High Tide Low Tide

The Bay of Fundy (French: Baie de Fundy) is a bay on the Atlantic coast of North America, on the northeast end of the Gulf of Maine between the Canadian provinces of New Brunswick and Nova Scotia, with a small portion touching the U.S. state of Maine. The Bay of Fundy is known for its high tidal range and the bay is contested as having the highest vertical tidal range in the world with Ungava Bay in northern Quebec and The Severn Estuary in the UK. The name "Fundy" is thought to date back to the 16th century when the Portuguese referred to the bay as "Rio Fundo" or "deep river".

The bay was also named Baie Française (French Bay) by explorer/cartographer Samuel de Champlain during a 1604 expedition led by Pierre Dugua, Sieur de Monts which resulted in a failed settlement attempt on St. Croix Island.

Portions of the Bay of Fundy, Shepody Bay and Minas Basin, form one of six Canadian sites in the Western Hemisphere Shorebird Reserve Network, and is classified as a Hemespheric site.[1] It is owned by the provinces of New Brunswick and Nova Scotia, and the Canadian Wildlife Service, and is managed in conjunction with Ducks Unlimited Canada and the Nature Conservancy of Canada.

Folklore in the Mi'kmaq First Nation claims that the tides in the Bay of Fundy are caused by a giant whale splashing in the water. Oceanographers attribute it to tidal resonance resulting from a coincidence of timing: the time it takes a large wave to go from the mouth of the bay to the inner shore and back is practically the same as the time from one high tide to the next. During the 12.4 hour tidal period, 115 billion tonnes of water flow in and out of the bay.

The quest for world tidal dominance has led to a rivalry between the Minas Basin in the Bay of Fundy and the Leaf Basin in Ungava Bay, over which body of water lays claim to the highest tides in the world, with supporters in each region claiming the record.

The Canadian Hydrographic Service finally declared it a statistical tie, with measurements of a 16.8 metre tidal range in Leaf Basin for Ungava Bay and 17 metres at Burntcoat Head for the Bay of Fundy.

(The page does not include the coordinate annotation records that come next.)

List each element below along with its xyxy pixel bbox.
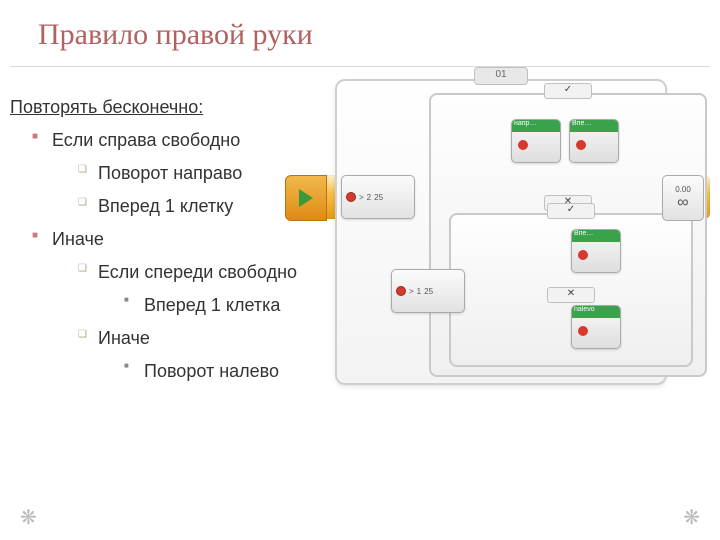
inner-switch[interactable]: ✓ Впе… ✕ nalevo > 1 25 (449, 213, 693, 367)
cond-threshold: 25 (374, 193, 383, 202)
loop-block[interactable]: 01 ✓ напр… Впе… ✕ ✓ Впе… ✕ (335, 79, 667, 385)
title-divider (10, 66, 710, 67)
pc-forward-1a: Вперед 1 клетку (78, 193, 310, 220)
pc-if-front-free: Если спереди свободно Вперед 1 клетка (78, 259, 310, 319)
block-label: напр… (512, 120, 560, 132)
param-dot-icon (518, 140, 528, 150)
param-dot-icon (578, 250, 588, 260)
start-block[interactable] (285, 175, 327, 221)
pseudocode-region: Повторять бесконечно: Если справа свобод… (10, 88, 310, 391)
block-turn-left[interactable]: nalevo (571, 305, 621, 349)
cond-compare: > (409, 287, 414, 296)
pc-if-right-free: Если справа свободно Поворот направо Впе… (32, 127, 310, 220)
block-forward-1[interactable]: Впе… (569, 119, 619, 163)
pc-inner-else: Иначе Поворот налево (78, 325, 310, 385)
infinity-icon: ∞ (677, 194, 688, 212)
inner-false-tab[interactable]: ✕ (547, 287, 595, 303)
cond-compare: > (359, 193, 364, 202)
block-label: Впе… (572, 230, 620, 242)
pc-else: Иначе Если спереди свободно Вперед 1 кле… (32, 226, 310, 385)
outer-true-tab[interactable]: ✓ (544, 83, 592, 99)
block-label: nalevo (572, 306, 620, 318)
cond-threshold: 25 (424, 287, 433, 296)
inner-true-tab[interactable]: ✓ (547, 203, 595, 219)
pc-turn-right: Поворот направо (78, 160, 310, 187)
loop-label: 01 (474, 67, 528, 85)
block-forward-2[interactable]: Впе… (571, 229, 621, 273)
pc-repeat: Повторять бесконечно: (10, 94, 310, 121)
ev3-diagram: 01 ✓ напр… Впе… ✕ ✓ Впе… ✕ (285, 75, 710, 415)
pc-turn-left: Поворот налево (124, 358, 310, 385)
cond-port: 2 (367, 193, 371, 202)
inner-switch-condition[interactable]: > 1 25 (391, 269, 465, 313)
play-icon (299, 189, 313, 207)
block-turn-right[interactable]: напр… (511, 119, 561, 163)
cond-port: 1 (417, 287, 421, 296)
pc-forward-1b: Вперед 1 клетка (124, 292, 310, 319)
loop-timer: 0.00 (675, 185, 691, 194)
sensor-icon (396, 286, 406, 296)
param-dot-icon (578, 326, 588, 336)
param-dot-icon (576, 140, 586, 150)
outer-switch-condition[interactable]: > 2 25 (341, 175, 415, 219)
loop-end-block[interactable]: 0.00 ∞ (662, 175, 704, 221)
slide-title: Правило правой руки (38, 18, 313, 52)
block-label: Впе… (570, 120, 618, 132)
slide-ornament-right: ❋ (683, 505, 700, 530)
outer-switch[interactable]: ✓ напр… Впе… ✕ ✓ Впе… ✕ (429, 93, 707, 377)
sensor-icon (346, 192, 356, 202)
slide-ornament-left: ❋ (20, 505, 37, 530)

The highest water level ever recorded in the Bay of Fundy system occurred at the head of the Minas Basin on the night of October 4–5, 1869 during a tropical cyclone named the “Saxby Gale”. The water level of 21.6 metres resulted from the combination of high winds, abnormally low atmospheric pressure, and a spring tide.

Leaf Basin has only been measured in recent years, whereas the Fundy system has been measured for many decades. Tidal experts note that Leaf Basin is consistently higher on average tides than Minas Basin; however, the highest recorded tidal ranges ever measured are at Burntcoat Head and result from spring tides measured at the peak of the tidal cycle every 18 years.

Several proposals to build tidal harnesses for electrical power generation have been put forward in recent decades. Such proposals have mainly involved building barrages which effectively dam off a smaller arm of the bay and extract power from water flowing through them.